第5話 青々とした匂い

 また、外の景色が変わった。


 白いものは、光に溶けるみたいに消えて、代わりに、青々とした、新しい匂いが、窓からたくさん入ってきた。


 地面からは、小さな、色とりどりのものがたくさん生えている。


 花だ。


 いろんな匂いがする。


 甘い匂い、ちょっと酸っぱい匂い、新しい草の匂い。


 この匂いは、世界が新しくなる、希望の匂いだ。

 この季節は、キミちゃんが学校から帰ってくると、すぐにボクと一緒に庭に出た。


 キミちゃんは、ボクの首に、小さな野の花で編んだ首輪をかけてくれた。


「コロ、お花似合うね!」って、くすぐったい声で笑うんだ。


 ボクは、その花輪が崩れないように、そっと歩いた。


 キミちゃんが帰ってきたら、この新しい匂いを、一緒にたくさん嗅ぐんだ。


 キミちゃんは、ボクが地面に鼻を押しつけているのを、いつも優しく、じっと待っててくれた。
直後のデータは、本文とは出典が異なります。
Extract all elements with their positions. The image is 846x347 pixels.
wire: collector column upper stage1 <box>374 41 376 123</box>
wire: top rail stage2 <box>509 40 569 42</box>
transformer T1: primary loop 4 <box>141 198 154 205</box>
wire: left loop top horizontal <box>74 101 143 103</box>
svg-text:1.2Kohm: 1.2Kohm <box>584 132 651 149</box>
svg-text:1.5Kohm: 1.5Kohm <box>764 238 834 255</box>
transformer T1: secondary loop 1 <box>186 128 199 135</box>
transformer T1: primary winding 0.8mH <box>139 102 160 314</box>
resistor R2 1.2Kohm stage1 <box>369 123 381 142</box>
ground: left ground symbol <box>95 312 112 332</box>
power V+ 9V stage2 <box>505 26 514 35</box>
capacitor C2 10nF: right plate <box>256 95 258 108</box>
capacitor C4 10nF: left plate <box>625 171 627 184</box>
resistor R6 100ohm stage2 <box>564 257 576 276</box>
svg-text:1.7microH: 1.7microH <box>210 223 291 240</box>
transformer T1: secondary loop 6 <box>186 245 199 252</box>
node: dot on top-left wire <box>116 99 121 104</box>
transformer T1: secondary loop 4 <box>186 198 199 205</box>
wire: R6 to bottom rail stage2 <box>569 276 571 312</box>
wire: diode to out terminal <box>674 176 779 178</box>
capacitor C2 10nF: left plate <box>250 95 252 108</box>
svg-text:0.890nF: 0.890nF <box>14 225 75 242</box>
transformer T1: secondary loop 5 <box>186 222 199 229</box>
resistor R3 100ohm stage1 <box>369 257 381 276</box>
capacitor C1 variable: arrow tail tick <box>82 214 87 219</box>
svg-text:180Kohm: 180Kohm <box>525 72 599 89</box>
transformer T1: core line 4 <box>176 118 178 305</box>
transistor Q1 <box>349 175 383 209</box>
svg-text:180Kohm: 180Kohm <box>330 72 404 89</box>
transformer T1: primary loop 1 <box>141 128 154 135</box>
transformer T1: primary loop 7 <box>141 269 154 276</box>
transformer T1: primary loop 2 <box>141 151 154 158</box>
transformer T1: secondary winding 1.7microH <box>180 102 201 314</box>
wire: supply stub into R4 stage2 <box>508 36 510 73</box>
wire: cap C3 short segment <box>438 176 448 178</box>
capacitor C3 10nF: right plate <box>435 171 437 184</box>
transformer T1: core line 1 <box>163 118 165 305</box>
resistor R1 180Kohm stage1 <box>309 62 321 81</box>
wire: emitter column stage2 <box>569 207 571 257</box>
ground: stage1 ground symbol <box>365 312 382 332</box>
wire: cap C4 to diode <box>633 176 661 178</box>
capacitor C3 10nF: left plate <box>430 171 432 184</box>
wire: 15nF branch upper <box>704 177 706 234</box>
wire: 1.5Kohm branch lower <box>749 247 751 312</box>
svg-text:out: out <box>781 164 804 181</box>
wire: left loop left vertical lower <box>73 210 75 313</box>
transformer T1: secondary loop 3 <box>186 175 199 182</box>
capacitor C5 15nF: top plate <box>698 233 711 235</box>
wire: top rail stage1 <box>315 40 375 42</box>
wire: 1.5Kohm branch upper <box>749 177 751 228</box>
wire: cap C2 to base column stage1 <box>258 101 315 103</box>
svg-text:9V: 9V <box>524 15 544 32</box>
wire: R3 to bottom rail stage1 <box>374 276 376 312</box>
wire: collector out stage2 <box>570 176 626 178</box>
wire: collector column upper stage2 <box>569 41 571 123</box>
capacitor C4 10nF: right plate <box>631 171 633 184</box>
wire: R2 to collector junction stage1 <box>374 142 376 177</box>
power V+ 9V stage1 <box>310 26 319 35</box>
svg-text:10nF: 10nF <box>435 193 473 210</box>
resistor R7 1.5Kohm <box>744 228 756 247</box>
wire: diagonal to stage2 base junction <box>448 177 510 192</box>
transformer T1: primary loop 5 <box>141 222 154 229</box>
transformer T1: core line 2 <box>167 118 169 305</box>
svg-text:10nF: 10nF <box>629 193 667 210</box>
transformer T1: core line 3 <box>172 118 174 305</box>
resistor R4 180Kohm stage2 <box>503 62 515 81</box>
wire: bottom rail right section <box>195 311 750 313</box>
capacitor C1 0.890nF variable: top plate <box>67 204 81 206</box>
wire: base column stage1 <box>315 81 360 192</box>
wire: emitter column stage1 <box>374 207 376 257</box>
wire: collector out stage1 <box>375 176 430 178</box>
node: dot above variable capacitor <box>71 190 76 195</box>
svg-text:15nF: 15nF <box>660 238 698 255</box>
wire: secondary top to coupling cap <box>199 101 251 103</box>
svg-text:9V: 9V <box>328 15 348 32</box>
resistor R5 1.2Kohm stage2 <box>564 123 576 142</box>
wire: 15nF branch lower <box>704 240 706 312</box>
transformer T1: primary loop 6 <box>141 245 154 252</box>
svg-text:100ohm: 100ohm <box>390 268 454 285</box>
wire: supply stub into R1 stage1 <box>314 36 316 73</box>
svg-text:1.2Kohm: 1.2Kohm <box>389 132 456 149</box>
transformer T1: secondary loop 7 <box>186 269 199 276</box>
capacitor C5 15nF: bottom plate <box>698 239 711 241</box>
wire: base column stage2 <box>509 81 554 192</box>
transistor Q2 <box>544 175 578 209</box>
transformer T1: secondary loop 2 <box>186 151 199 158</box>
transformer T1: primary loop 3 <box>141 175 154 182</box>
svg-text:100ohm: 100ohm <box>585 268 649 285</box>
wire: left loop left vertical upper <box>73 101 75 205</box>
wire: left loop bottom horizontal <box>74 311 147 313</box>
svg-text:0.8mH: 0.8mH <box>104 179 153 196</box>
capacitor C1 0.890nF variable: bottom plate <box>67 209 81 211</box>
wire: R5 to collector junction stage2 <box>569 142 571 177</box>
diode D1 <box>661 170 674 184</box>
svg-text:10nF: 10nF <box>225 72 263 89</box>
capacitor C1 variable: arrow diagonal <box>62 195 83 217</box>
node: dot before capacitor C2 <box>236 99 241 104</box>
 ボクの体は、なんだか、前よりも動かしにくくなってきた。


 散歩に出ても、すぐに疲れてしまう。


 パパとママは、ボクの散歩の時間を短くした。


 彼らは、ボクを抱きしめる回数が、とても増えた。


 その手は優しいけど、いつまでも消えない心配の匂いがする。